Nous risquons de payer, par nos taxes et sous la table, des subventions inacceptables, car médiévales. (cf. aux églises, propriété du Vatican, la subvention de 67 millions $ octroyée par un ancien premier ministre pour avoir sa photo dans le journal avec le pape... Une photo patrimoniale, c'est sûr).

Ce n'est pas respecter notre histoire que d'entrer dans le trou de serrure du colonialisme culturel, et c'est donner notre argent à un État étranger.

Certaines religions sont encore si influentes au Québec que nos élus risquent de les flagorner par électoralisme sans grandeur. Il faut rappeler à nos députés : il n'y a pas de politique noble sans courage et de politique efficace sans modernité.

L'hémorragie fiscale perdure : «En 2010, le crédit d'impôt aux particuliers pour les dons à des organisations religieuses (33 000 au Canada et 4500 au Québec) (...) a coûté 1,08 milliard $ au gouvernement fédéral, bref, à nous tous.

Au Québec, il y a «1427 organisations catholiques, 30 islamiques et 280 Témoins de Jéhovah), mais 6% seulement d'entre elles utilisent leurs ressources à autre chose qu'au culte et à la promotion de la foi» (L'actualité, déc. 2013, p.11). Les 94% organisations restantes les utilisent à quoi ? La cause est entendue : parasitisme fiscal.

Une Charte cohérente et conséquente doit absolument mettre fin à cette honteuse exonération fiscale, un scandale violant le pacte citoyen fondé sur l'égalité qu'est toute justice. Les Lumières nommaient ce pacte citoyen : «unité réelle de tous (...) par convention de chacun avec chacun» (Hobbes) et un «contrat social» (Rousseau).

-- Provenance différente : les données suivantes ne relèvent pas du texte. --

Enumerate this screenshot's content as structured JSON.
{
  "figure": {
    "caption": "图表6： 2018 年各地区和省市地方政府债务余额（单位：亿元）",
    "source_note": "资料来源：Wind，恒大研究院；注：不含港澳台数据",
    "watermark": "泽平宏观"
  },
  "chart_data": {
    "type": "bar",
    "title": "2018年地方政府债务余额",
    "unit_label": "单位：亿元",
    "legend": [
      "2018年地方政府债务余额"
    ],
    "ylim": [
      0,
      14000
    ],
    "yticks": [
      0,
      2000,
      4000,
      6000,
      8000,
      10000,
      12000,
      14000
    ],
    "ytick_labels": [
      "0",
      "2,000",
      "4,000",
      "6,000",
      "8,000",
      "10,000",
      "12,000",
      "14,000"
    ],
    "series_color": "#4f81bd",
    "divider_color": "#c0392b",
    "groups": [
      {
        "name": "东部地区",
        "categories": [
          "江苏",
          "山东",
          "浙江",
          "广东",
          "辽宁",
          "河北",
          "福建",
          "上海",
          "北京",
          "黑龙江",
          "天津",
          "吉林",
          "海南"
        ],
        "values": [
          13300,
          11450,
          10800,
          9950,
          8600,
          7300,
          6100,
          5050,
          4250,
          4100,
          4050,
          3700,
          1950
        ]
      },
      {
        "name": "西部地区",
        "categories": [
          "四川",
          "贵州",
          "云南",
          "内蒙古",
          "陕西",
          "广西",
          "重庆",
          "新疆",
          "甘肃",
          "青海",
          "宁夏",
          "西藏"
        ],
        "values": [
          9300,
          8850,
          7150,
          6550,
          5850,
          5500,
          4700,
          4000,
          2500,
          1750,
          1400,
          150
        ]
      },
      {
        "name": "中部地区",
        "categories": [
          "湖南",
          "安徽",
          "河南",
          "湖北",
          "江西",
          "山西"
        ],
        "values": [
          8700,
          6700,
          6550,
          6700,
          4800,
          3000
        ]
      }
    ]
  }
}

4. Sont soustraits de la Charte (art.11), et sans raison valable, les professeurs d'université qui dispensent un «enseignement de nature religieuse» ou un «service d'animation spirituelle», euphémisme pour nommer une propagande qui se veut très sympathique à l'égard de la religion, de même qu'une concurrence déloyale aux véritables professionnels de la santé (psychologues et médecins). La psychologie est la véritable science moderne de l'âme humaine et la philosophie rationaliste son meilleur guide.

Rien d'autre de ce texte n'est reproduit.